As for Walmart’s promotion of $4 generics, which upended the low-price and commodity end of the prescription business, “It definitely has had some impact,” particularly in the early stages of the promotion, said Hammerstrom. However, he said, “We feel we offer more, and we’ve chosen not to play that game.”
Instead, he added, “We’ve focused on explaining the differences in our care and services, and with that I think we get more of the patients with complicated conditions and special needs. So the physicians we work with send us the customers who really need the pharmacist to be involved in their health care. So we may not be picking up that customer looking for the $4 prescription, but we’re growing in other areas because we’re still focused on the patient care side.”

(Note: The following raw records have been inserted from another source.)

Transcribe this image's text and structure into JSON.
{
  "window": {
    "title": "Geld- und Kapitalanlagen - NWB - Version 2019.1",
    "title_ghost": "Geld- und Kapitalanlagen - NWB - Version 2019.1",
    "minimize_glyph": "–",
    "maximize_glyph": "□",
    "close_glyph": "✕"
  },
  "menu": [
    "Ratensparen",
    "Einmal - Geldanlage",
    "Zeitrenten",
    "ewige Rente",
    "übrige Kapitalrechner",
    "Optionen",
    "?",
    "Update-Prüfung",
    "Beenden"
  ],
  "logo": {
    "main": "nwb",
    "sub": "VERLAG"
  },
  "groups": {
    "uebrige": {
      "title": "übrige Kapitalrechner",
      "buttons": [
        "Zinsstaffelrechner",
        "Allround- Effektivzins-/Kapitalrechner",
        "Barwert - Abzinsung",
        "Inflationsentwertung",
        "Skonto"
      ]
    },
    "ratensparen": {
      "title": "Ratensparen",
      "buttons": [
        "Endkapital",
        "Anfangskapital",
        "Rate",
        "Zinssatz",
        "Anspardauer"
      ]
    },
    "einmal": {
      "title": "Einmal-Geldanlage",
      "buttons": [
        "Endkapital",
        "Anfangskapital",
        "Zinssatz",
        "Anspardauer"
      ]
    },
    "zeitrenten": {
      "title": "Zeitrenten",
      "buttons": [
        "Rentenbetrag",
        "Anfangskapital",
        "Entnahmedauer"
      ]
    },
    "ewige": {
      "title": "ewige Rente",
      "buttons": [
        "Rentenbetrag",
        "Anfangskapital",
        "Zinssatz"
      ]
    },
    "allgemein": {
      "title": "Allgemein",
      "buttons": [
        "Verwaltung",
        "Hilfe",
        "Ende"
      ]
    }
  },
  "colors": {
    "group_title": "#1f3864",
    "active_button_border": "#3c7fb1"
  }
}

“We’re price-competitive,” he added. “We’re just not going to play the $4 game.”
Pill Box’s stores range in size from apothecary-style pharmacies of 1,000 sq.ft. or less, to full-scale drug stores as large as 11,000 sq.ft. with large front ends. The company’s business model encourages what Hammerstrom said is a strong focus “on customer service and loyal patients” through community-focused services like home delivery, offered at each of the stores, and unit-dose packaging for elderly patients “to help them manage their meds.” The company’s 11 stores are corporate-owned by Pill Box Drug Inc., he said, but each pharmacy manager operates as a part owner in the company through a stock purchase program.
“We’re not viewed as a chain. Though we have a number of locations, our model is to have pharmacy owners in each location who buy into the corporation, so there’s a real sense of community,” Hammerstrom explained. “At the end of the day, a chain is never going to be able to compete with us from a customer-service perspective.”
Pill Box also works with local employer groups “to partner with them for prescription benefits, and tie them to a preferred network of our stores,” he said. That direct outreach to local employer-sponsored health plans — which also provides additional on-site services like flu shots for employees where they work — is key to “keeping that business local and helping us compete against mail order,” he added.
“We see that as a huge opportunity, where you can maintain that prescription business,” despite the power of PBMs to dictate pharmacy networks and services, added the executive. Pill Box also has upgraded its larger stores with “comfort zones … for a more enjoyable shopping experience,” Hammerstrom said, including coffee bars in some units, more comfortable seating and even plasma-screen monitors.